Granted, corporations during the past year probably used rising inflation as an excuse to jack up prices a bit higher than necessary, and this probably was made easier than it might have been half a century ago by increased market concentration. Matt Stoller, director of research at the nonprofit American Economic Liberties Project and a strong advocate for antitrust enforcement, has calculated that 60 percent of the increase in inflation is going into corporate profit. Even Stoller concedes that calculation is a little shaky, but yes, given the circumstances, it would run counter to everything we know about corporations if they weren’t taking advantage. Substantively, instances of potential price-gouging appear to be what the Biden administration is actually looking for, in isolated industries like meatpacking. Garphil Julien of the Open Markets Institute, another antitrust nonprofit, argued last month that the shipping industry deserves a look, too. Profits on container shipping, Julien reported, are on track to be 15 times higher than in 2019.

Cartelization and monopolization do tend to raise prices, and no doubt there are all sorts of goods and services that are more expensive as a result.
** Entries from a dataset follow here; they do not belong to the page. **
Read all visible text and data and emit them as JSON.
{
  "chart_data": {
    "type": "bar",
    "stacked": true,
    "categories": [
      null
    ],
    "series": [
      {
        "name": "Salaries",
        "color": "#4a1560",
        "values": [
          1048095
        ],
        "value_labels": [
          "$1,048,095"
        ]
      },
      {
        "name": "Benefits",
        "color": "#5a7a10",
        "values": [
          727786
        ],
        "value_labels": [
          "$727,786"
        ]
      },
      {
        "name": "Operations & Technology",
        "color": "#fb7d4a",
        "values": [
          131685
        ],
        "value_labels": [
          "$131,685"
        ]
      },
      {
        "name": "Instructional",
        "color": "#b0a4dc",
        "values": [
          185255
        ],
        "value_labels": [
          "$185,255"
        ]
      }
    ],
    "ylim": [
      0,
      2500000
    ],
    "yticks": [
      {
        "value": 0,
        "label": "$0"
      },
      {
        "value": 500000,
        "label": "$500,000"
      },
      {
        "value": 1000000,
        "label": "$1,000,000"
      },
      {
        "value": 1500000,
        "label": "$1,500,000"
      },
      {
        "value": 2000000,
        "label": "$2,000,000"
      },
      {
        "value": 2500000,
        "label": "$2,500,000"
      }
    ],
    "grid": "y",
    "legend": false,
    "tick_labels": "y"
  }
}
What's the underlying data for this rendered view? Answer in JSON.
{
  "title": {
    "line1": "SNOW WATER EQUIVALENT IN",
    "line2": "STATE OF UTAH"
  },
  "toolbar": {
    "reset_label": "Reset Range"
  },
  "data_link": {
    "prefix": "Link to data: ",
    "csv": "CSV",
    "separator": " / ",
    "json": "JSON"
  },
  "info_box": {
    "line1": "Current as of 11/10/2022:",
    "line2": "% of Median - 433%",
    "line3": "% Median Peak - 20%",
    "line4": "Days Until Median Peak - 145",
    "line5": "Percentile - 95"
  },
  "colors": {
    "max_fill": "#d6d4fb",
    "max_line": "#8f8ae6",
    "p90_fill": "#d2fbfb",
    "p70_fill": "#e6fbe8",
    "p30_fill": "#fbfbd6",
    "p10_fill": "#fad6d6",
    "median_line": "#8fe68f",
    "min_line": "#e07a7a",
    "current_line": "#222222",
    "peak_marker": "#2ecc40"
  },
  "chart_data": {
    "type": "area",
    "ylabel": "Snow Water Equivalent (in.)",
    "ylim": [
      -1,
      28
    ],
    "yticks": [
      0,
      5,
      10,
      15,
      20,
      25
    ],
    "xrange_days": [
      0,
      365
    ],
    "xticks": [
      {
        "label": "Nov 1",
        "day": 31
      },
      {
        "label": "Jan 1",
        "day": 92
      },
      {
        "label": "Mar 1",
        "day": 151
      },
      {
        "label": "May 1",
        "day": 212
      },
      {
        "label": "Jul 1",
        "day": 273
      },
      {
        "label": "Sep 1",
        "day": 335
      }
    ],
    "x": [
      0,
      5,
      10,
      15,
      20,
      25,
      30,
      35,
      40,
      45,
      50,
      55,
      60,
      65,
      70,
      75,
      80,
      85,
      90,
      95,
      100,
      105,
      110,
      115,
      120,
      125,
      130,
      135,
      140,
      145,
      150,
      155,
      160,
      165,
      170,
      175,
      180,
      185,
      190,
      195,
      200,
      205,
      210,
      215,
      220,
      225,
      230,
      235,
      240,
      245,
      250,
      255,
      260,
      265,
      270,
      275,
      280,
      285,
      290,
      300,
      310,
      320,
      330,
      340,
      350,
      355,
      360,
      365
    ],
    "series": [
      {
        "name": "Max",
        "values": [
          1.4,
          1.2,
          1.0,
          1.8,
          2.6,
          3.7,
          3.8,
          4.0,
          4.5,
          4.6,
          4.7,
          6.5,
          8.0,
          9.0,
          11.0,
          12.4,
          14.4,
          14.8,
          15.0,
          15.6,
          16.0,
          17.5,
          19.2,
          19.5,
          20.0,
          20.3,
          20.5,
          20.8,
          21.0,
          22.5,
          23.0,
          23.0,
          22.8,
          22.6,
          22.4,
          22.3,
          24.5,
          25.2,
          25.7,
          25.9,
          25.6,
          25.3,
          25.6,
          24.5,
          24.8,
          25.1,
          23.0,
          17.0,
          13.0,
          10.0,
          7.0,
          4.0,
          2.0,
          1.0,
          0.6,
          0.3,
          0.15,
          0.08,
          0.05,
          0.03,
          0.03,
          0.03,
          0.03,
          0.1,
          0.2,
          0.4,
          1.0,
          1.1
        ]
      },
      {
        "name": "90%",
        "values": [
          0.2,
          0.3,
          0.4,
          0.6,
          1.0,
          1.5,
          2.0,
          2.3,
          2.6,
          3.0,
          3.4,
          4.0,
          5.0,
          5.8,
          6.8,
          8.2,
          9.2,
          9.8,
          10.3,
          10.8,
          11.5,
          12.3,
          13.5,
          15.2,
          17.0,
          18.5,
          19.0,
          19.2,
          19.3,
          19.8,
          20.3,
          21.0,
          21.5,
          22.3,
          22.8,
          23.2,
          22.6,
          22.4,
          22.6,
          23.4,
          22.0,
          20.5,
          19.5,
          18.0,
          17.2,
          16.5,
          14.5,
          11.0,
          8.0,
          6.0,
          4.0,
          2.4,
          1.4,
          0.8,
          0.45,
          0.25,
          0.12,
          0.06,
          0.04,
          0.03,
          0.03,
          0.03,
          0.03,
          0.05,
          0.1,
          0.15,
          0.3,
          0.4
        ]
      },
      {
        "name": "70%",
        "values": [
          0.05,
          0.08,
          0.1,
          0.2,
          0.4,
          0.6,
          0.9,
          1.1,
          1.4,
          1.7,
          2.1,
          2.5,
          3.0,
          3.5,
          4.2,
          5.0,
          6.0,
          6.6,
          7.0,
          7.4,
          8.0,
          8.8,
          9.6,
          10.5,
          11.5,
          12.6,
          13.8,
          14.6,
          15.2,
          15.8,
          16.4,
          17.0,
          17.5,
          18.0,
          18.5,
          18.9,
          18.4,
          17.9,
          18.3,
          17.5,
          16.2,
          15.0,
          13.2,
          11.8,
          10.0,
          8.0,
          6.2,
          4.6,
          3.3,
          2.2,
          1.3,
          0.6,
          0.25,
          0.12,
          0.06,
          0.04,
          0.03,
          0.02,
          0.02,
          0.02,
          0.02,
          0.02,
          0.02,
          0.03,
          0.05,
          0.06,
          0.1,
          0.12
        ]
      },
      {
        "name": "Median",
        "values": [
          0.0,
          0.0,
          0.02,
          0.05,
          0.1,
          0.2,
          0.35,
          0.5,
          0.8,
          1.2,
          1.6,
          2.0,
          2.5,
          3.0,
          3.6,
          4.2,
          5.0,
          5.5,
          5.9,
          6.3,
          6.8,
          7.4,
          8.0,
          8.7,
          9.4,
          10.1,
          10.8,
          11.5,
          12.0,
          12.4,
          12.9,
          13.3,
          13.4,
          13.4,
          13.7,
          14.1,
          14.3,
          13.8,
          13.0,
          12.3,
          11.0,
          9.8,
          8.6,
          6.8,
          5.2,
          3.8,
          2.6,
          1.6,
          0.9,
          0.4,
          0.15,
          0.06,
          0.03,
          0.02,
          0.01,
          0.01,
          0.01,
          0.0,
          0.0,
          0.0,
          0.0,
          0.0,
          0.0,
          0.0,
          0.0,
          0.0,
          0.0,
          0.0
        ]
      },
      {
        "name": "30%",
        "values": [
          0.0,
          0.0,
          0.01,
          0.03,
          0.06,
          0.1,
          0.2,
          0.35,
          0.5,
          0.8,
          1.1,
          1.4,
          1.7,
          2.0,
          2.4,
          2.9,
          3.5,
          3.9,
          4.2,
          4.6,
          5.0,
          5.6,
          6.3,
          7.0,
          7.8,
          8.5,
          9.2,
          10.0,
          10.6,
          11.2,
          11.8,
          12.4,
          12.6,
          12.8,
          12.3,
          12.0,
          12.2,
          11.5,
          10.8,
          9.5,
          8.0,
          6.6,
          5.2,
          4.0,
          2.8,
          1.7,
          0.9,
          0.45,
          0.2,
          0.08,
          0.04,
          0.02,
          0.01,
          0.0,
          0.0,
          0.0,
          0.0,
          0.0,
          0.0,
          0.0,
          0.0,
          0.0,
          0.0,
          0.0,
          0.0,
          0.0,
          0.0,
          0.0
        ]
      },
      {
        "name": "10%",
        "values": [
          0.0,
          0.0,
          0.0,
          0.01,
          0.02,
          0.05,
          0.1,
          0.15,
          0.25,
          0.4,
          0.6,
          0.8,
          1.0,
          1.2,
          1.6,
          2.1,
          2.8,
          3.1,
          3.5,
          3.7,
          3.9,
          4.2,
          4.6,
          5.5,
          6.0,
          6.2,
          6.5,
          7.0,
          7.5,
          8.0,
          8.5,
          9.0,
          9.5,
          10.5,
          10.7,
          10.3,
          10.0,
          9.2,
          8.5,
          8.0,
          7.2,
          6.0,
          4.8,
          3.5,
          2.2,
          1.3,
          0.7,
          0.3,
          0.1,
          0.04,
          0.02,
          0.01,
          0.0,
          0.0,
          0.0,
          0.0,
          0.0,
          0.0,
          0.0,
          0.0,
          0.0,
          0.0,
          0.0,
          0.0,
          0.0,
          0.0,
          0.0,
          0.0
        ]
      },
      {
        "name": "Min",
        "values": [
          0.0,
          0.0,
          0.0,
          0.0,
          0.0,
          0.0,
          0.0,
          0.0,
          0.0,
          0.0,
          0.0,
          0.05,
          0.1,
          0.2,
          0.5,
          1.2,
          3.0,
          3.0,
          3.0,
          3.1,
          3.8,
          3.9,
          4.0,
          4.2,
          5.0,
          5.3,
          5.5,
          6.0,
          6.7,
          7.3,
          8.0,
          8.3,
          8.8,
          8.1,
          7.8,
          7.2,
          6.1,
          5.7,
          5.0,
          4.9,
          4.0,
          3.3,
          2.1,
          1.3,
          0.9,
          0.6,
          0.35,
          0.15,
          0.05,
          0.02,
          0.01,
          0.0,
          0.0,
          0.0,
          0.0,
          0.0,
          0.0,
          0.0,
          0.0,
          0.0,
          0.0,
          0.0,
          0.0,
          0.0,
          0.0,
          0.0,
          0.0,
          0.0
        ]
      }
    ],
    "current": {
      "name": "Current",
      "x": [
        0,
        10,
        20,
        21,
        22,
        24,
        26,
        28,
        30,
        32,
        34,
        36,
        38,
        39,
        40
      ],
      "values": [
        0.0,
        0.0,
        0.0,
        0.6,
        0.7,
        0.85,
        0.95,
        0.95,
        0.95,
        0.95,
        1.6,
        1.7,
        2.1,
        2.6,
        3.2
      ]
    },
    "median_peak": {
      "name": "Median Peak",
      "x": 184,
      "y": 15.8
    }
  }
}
But economic concentration doesn’t usually raise prices month after month; rather, prices stabilize at a too-high level. That’s the story, for example of rail freight, as described last year in an excellent Washington Monthly piece by Open Markets’ policy director, Philip Longman. (Full disclosure: I was one of that piece’s editors.) But artificially inflated prices are a different problem from inflation, and they require a different approach from government.

The political appeal of dressing up antitrust policy as inflation-fighting policy is obvious. Voters are indifferent to corporate concentration, but inflation makes them furious. But if people like me are right that the inflation spike will recede when (perhaps I should say if) the Covid pandemic goes away, or becomes less worrisome and therefore stops driving the economy, then what happens to Biden’s antitrust campaign? Why boost antitrust enforcement if wage and price increases are no longer out of control? The somewhat embarrassing answer will have to be that the inflation problem was never the real justification.

Look, I know that politicians alter policy rationales to fit changing circumstances. President George W. Bush was in favor of a massive tax cut because his predecessor, Bill Clinton, eliminated the deficit and as a consequence the government was keeping too much of the taxpayers’ money. But after Bush blew the deficit back up again, he pushed through two additional massive tax cuts because—I can’t remember the reason, actually. But it was terribly urgent.

“Be more like George W. Bush” does not strike me as a stirring rallying cry for the Democrats heading into the 2020 midterms. And anyway, there isn’t really anything Biden, or any president, can do to fight inflation unless he wants to impose wage and price controls, which Biden doesn’t, and neither does anybody else. The tools for fighting inflation reside at the Federal Reserve, and there’s no dishonor in Biden acknowledging that. Let Jerome Powell worry about inflation and free Biden to fight growing concentration of economic power for its own sake. No antitrust revival will last if it flies under a false flag.